I like physical labor. I like the idea of strengthening my body and developing that tough grittiness that only comes from working with your hands. I like the skills you learn and how incredibly useful it is to know how to build a wall, wire a light switch, fix a plumbing valve, and install hardwood flooring. But I don’t like the life that it takes from you.
Knowledge work, on the other hand, is easy to look at and assume that it’s easy to do. You just sit there all day and “work.” That’s what most people think (including those who do knowledge work.)
The difficulty of knowledge work is that it fatigues your mind to the point of physical exhaustion. If you’ve ever spent a day really studying, you probably know what I’m talking about. It also places the knowledge worker in a position of continual mental battles in trying to maintain focus.
With modern technology, any distraction you want is a click away. Just one click and you’ve lost your focus and that flow state in which you are extremely productive. With most physical labor, you can leave your phone in the truck and have many more steps (literally) between you and a distraction.
While physical work is physically taxing, knowledge work takes immense mental focus and strain with the temporary relief from that strain (all the distractions of the internet, social media, Netflix, etc…) dangling just one click away. And the more the knowledge worker gets distracted, the more difficult it becomes to focus.

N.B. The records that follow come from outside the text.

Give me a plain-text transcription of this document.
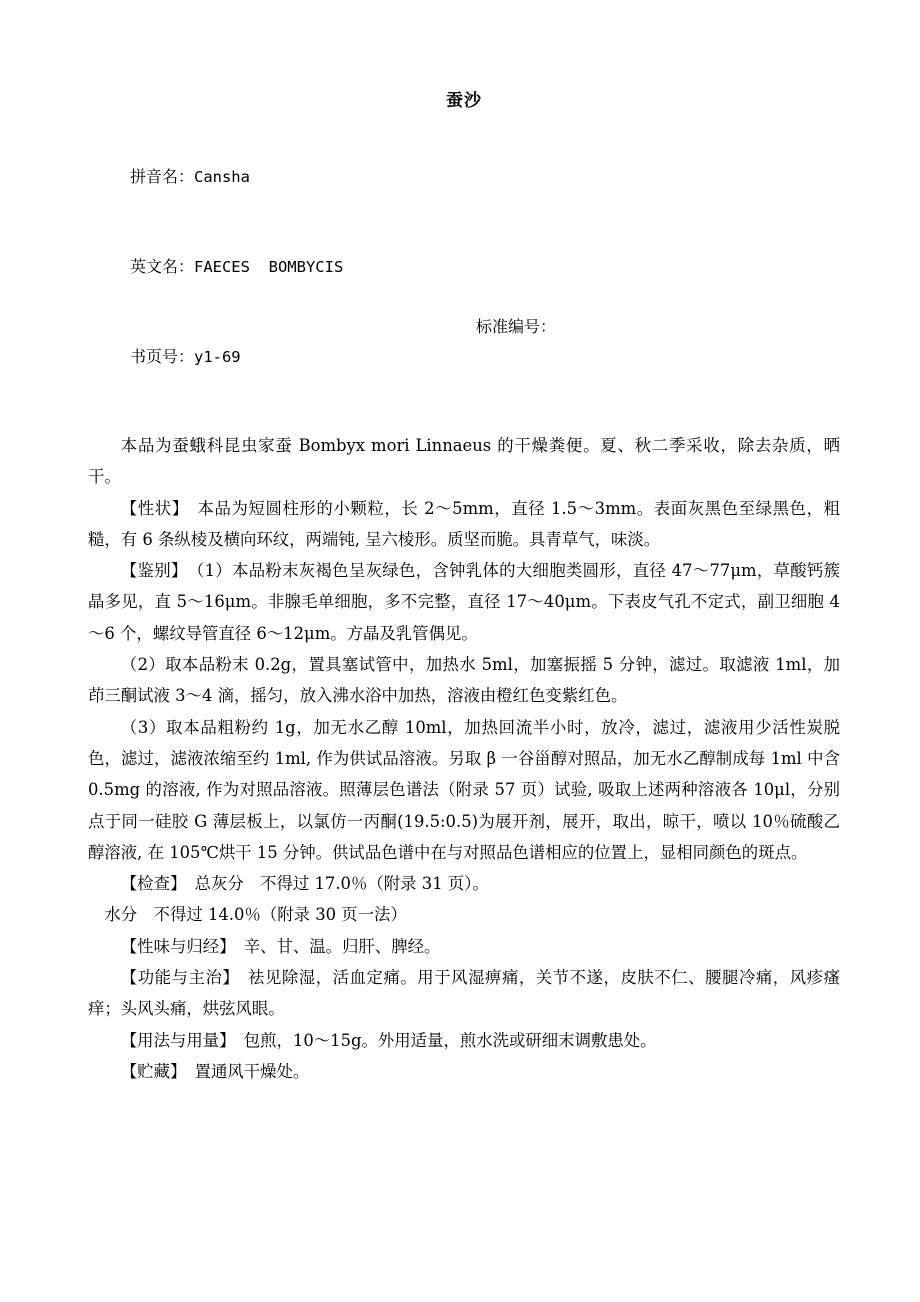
蚕沙

拼音名：Cansha

英文名：FAECES  BOMBYCIS

书页号：y1-69
标准编号：

本品为蚕蛾科昆虫家蚕 Bombyx mori Linnaeus 的干燥粪便。夏、秋二季采收，除去杂质，晒干。

【性状】　本品为短圆柱形的小颗粒，长 2～5mm，直径 1.5～3mm。表面灰黑色至绿黑色，粗糙，有 6 条纵棱及横向环纹，两端钝, 呈六棱形。质坚而脆。具青草气，味淡。

【鉴别】　（1）本品粉末灰褐色呈灰绿色，含钟乳体的大细胞类圆形，直径 47～77μm，草酸钙簇晶多见，直 5～16μm。非腺毛单细胞，多不完整，直径 17～40μm。下表皮气孔不定式，副卫细胞 4～6 个，螺纹导管直径 6～12μm。方晶及乳管偶见。

（2）取本品粉末 0.2g，置具塞试管中，加热水 5ml，加塞振摇 5 分钟，滤过。取滤液 1ml，加茚三酮试液 3～4 滴，摇匀，放入沸水浴中加热，溶液由橙红色变紫红色。

（3）取本品粗粉约 1g，加无水乙醇 10ml，加热回流半小时，放冷，滤过，滤液用少活性炭脱色，滤过，滤液浓缩至约 1ml, 作为供试品溶液。另取 β 一谷甾醇对照品，加无水乙醇制成每 1ml 中含 0.5mg 的溶液, 作为对照品溶液。照薄层色谱法（附录 57 页）试验, 吸取上述两种溶液各 10μl，分别点于同一硅胶 G 薄层板上，以氯仿一丙酮(19.5:0.5)为展开剂，展开，取出，晾干，喷以 10％硫酸乙醇溶液, 在 105℃烘干 15 分钟。供试品色谱中在与对照品色谱相应的位置上，显相同颜色的斑点。

【检查】　总灰分　不得过 17.0％（附录 31 页）。

水分　不得过 14.0％（附录 30 页一法）

【性味与归经】　辛、甘、温。归肝、脾经。

【功能与主治】　祛见除湿，活血定痛。用于风湿痹痛，关节不遂，皮肤不仁、腰腿冷痛，风疹瘙痒；头风头痛，烘弦风眼。

【用法与用量】　包煎，10～15g。外用适量，煎水洗或研细末调敷患处。

【贮藏】　置通风干燥处。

This modern difficulty of knowledge work is self-inflicted, but social media, etc… are created in such a way to exploit this weakness in the human and most knowledge workers probably don’t even understand how deep the problem they have is.
It’s hard to compare physical and knowledge work, but it’s easy to write off knowledge work as if it’s easy. It’s not. Just because you can’t understand the difficulties, does not mean that the difficulties don’t exist.
For the knowledge worker, my advice is to disconnect as much as possible. Shut off your phone and block all social media and entertainment websites on your computer(s) and sink into the scary, uncomfortableness of having to do deep work. Once you’ve started doing it, you will love it and you’ll feel much more accomplished in the end.